How is it possible to do so well on one run, then feel like total crap on the next?

I'm talking night and day here. My last run rocked and had me so pumped up I was ready to run around the world. Tonight however, was another story.

It was hotter than I thought, humid as hell and for some reason, I thought it would be a good idea to run without my shuffle since I had such a great run without it on Tuesday. Of course, Mercy was with me then so we either talked or pushed each other by running faster the whole time. Tonight I had nothing but the sound of rush hour traffic whizzing by me at ungodly speeds. Oh yeah, that's why I wear the headphones. So I don't hear it when the car comes crashing into me...

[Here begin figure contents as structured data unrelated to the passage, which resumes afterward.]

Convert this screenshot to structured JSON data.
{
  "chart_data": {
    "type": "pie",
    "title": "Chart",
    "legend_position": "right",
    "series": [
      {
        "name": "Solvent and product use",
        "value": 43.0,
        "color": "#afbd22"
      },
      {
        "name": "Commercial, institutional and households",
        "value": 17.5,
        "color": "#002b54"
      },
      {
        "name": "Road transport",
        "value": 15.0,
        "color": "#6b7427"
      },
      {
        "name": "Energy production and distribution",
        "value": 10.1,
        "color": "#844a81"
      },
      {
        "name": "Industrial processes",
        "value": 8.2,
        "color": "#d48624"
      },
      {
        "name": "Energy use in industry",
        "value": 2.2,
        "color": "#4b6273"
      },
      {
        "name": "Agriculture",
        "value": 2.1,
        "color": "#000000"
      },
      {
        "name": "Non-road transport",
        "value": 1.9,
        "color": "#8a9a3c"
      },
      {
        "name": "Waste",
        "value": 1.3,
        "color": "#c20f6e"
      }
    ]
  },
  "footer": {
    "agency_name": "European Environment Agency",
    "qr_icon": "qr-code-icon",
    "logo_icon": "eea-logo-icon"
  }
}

Anyway, I had full intentions of running 4 miles. But after 1.5 I felt like I was going to die. My head felt full and I was getting dizzy. I had to stop 3 times and I only ran a little over 3 miles. Towards the end I was seeing black spots and getting chills and it was freaking me out a bit. Maybe I was dehydrated, but I drank four 16oz bottles of water and two big cups of green tea. I thought I had drank enough but who knows. My body has been so messed up with medication and other things lately that I never know how I'm going to feel.

I finished the 3 miles in 31 minutes with 4 minutes of walking in there. I guess it wasn't too bad of a run for having walked 4 minutes of it. I was kind of bummed when I got home, but Jeremy quickly reminded me that at least I ran and that was better than sitting on the couch watching tv.

I hate it when he's right.

4 comments:

Brooke said...

We all have days like that. I bet your next run will be good again.

Fat Girl said...

I wear headphones for the same reason when I bike. I'd rather find out about it when I'm flying through the air and not when there is impending doom and nothing to do about it!

Anonymous said...

You sound similar to me - I've been running a bit longer than you, and my first half marathon is in September, but I remember all too well what its like to start running and be completely bewildered and surprised by how it makes you feel, and how one run is fantastic and the next sucks. It does even out, and you'll be looking back at these runs and smiling before you know it.

Good luck with it all, I look forward to reading about your success!!

Vic: http://www.runvicrun.blogspot.com

Fat Girl said...

Hey girl,
I just wanted you to know...I LOVE your blog! When I read it, I feel like "oh yeah...me too!" I know I'm not the only one going through certain things. P.S. Congratulations on quitting smoking. I quit in April of 1999.